By: Sarah McBride, Program Coordinator for Media and Public Engagement, Moms Clean Air Force
Date: February 24, 2022
About: Mercury and Air Toxics Standards for Power Plants: Proposed Reaffirmation of the Appropriate and Necessary Finding, Docket ID No. EPA–HQ–OAR–2018–0794
To: Environmental Protection Agency
Thank you for this opportunity to testify. My name is Sarah McBride, and I am the Program Coordinator for Media and Public Engagement with Moms Clean Air Force. I am from Falmouth, Massachusetts, where I have lived for most of my life, and I support this administration’s proposal to reinstate the appropriate and necessary finding of the Mercury and Air Toxics Standards.
Falmouth is a small town on Cape Cod. The summers here are beautiful, which is why hundreds of thousands of tourists come to the town each summer to boat, bike, enjoy the beach, and fish. I spent countless summer hours throughout my childhood and teenage years swimming in the ponds in and around Falmouth, which is why I was shocked to learn only recently that the Massachusetts Department of Public Health has issued fish advisories for every single one of these ponds due to high mercury concentrations in the fish.
A fishing advisory for one pond stood out to me—Jenkins Pond. My family moved several times when I was growing up, and one summer we lived in a short-term rental very close to Jenkins Pond. Although we lived in the summer rental while my parents looked for more permanent housing, many of the houses in that area were rented out in the summer to tourists. I don’t remember ever seeing a fishing advisory posted on the pond’s beach that summer, but I do remember seeing lots of people fishing—many of whom put their catch in coolers and probably ate the fish later that day, unknowingly exposing themselves to high levels of mercury. While I was preparing this testimony, I asked my parents whether or not they knew that it was unsafe to eat the freshwater fish around here, and they said they had no idea. My dad is a fisheries biologist and my mom is a retired estuarine ecologist, and both have lived in Falmouth for over 16 years. If they don’t know that many of the fish here are unsafe to eat, then I doubt that most of the tourists do.

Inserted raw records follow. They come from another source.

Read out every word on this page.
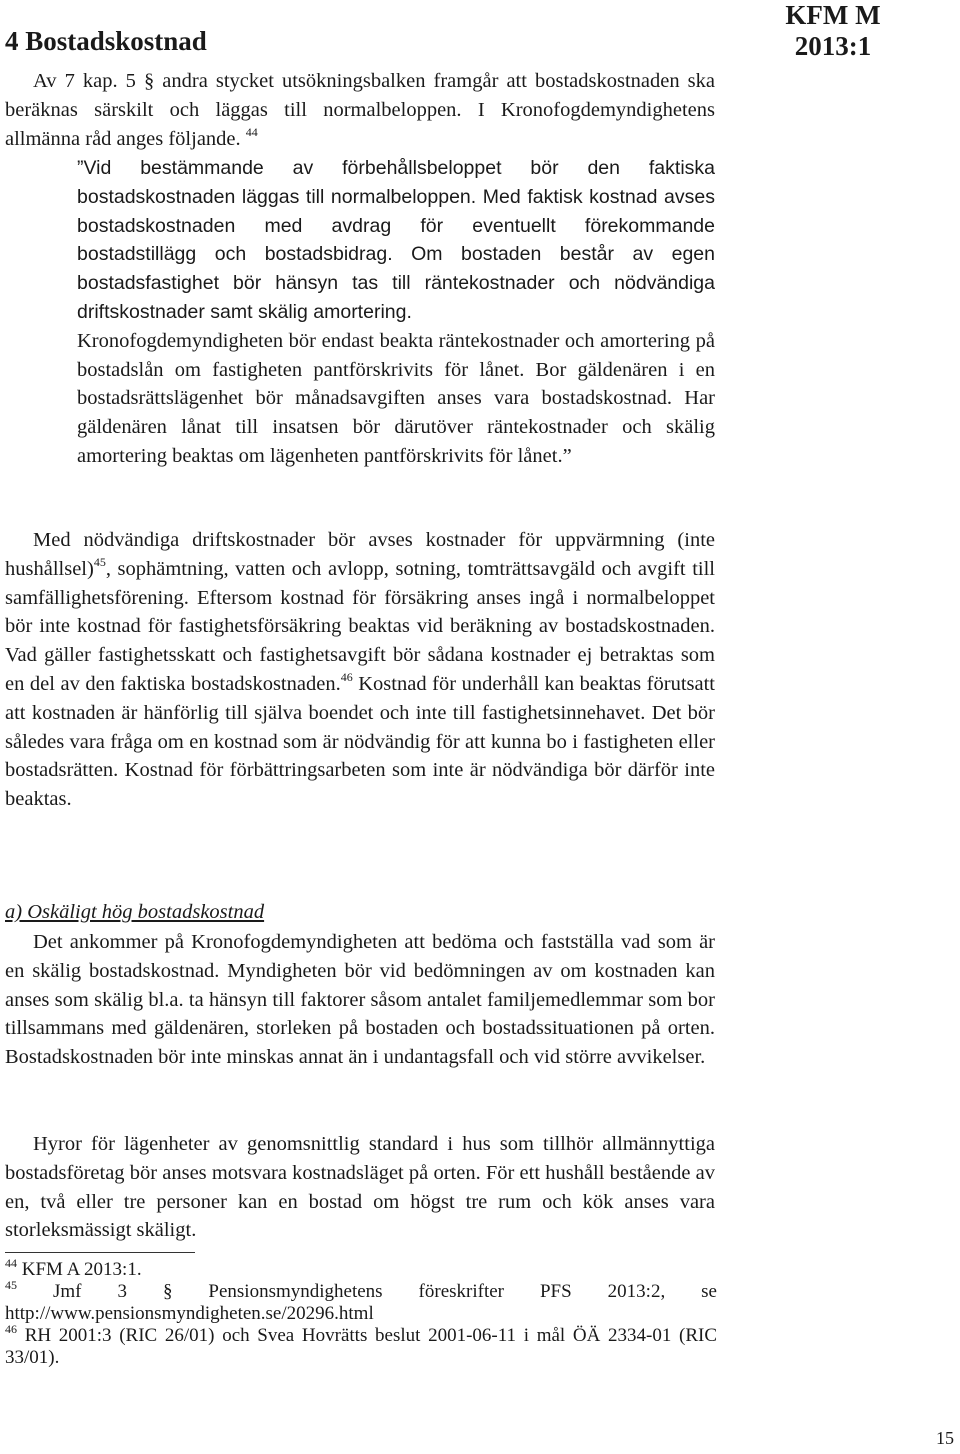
4 Bostadskostnad
KFM M
2013:1

Av 7 kap. 5 § andra stycket utsökningsbalken framgår att bostadskostnaden ska beräknas särskilt och läggas till normalbeloppen. I Kronofogdemyndighetens allmänna råd anges följande. $^{44}$

”Vid bestämmande av förbehållsbeloppet bör den faktiska bostadskostnaden läggas till normalbeloppen. Med faktisk kostnad avses bostadskostnaden med avdrag för eventuellt förekommande bostadstillägg och bostadsbidrag. Om bostaden består av egen bostadsfastighet bör hänsyn tas till räntekostnader och nödvändiga driftskostnader samt skälig amortering.

Kronofogdemyndigheten bör endast beakta räntekostnader och amortering på bostadslån om fastigheten pantförskrivits för lånet. Bor gäldenären i en bostadsrättslägenhet bör månadsavgiften anses vara bostadskostnad. Har gäldenären lånat till insatsen bör därutöver räntekostnader och skälig amortering beaktas om lägenheten pantförskrivits för lånet.”

Med nödvändiga driftskostnader bör avses kostnader för uppvärmning (inte hushållsel)$^{45}$, sophämtning, vatten och avlopp, sotning, tomträttsavgäld och avgift till samfällighetsförening. Eftersom kostnad för försäkring anses ingå i normalbeloppet bör inte kostnad för fastighetsförsäkring beaktas vid beräkning av bostadskostnaden. Vad gäller fastighetsskatt och fastighetsavgift bör sådana kostnader ej betraktas som en del av den faktiska bostadskostnaden.$^{46}$ Kostnad för underhåll kan beaktas förutsatt att kostnaden är hänförlig till själva boendet och inte till fastighetsinnehavet. Det bör således vara fråga om en kostnad som är nödvändig för att kunna bo i fastigheten eller bostadsrätten. Kostnad för förbättringsarbeten som inte är nödvändiga bör därför inte beaktas.

a) Oskäligt hög bostadskostnad

Det ankommer på Kronofogdemyndigheten att bedöma och fastställa vad som är en skälig bostadskostnad. Myndigheten bör vid bedömningen av om kostnaden kan anses som skälig bl.a. ta hänsyn till faktorer såsom antalet familjemedlemmar som bor tillsammans med gäldenären, storleken på bostaden och bostadssituationen på orten. Bostadskostnaden bör inte minskas annat än i undantagsfall och vid större avvikelser.

Hyror för lägenheter av genomsnittlig standard i hus som tillhör allmännyttiga bostadsföretag bör anses motsvara kostnadsläget på orten. För ett hushåll bestående av en, två eller tre personer kan en bostad om högst tre rum och kök anses vara storleksmässigt skäligt.

$^{44}$ KFM A 2013:1.
$^{45}$ Jmf 3 § Pensionsmyndighetens föreskrifter PFS 2013:2, se http://www.pensionsmyndigheten.se/20296.html
$^{46}$ RH 2001:3 (RIC 26/01) och Svea Hovrätts beslut 2001-06-11 i mål ÖÄ 2334-01 (RIC 33/01).
15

Considering the number of fishing poles I see sticking out of truck beds and strapped to the roof racks of cars with New Hampshire and Connecticut license plates each summer, I think it’s a safe bet that there are hundreds, if not thousands, of tourists who eat the fish they catch in the pond near their summer rental each year, completely unaware of the dangers.
And the consequences of consuming mercury-contaminated fish are significant and long term. There is no safe level of mercury consumption, and exposure can lead to an increased risk of heart attacks. When pregnant women eat the fish, the mercury can cause impaired motor function and behavioral problems in their children, among other issues. It’s heartbreaking to think that a family’s summer fun could have such profound, long-lasting impacts on their health.
Limiting pollution from coal-fired power plants is an important way to prevent more mercury from contaminating air, water, and the fish we eat, and safeguard the health of current generations and those to come. For this reason, among many others, I support the proposal to reinstate the appropriate and necessary findings of the MATS and I urge you to go further and strengthen the MATS standards. Thank you for giving me this opportunity to testify.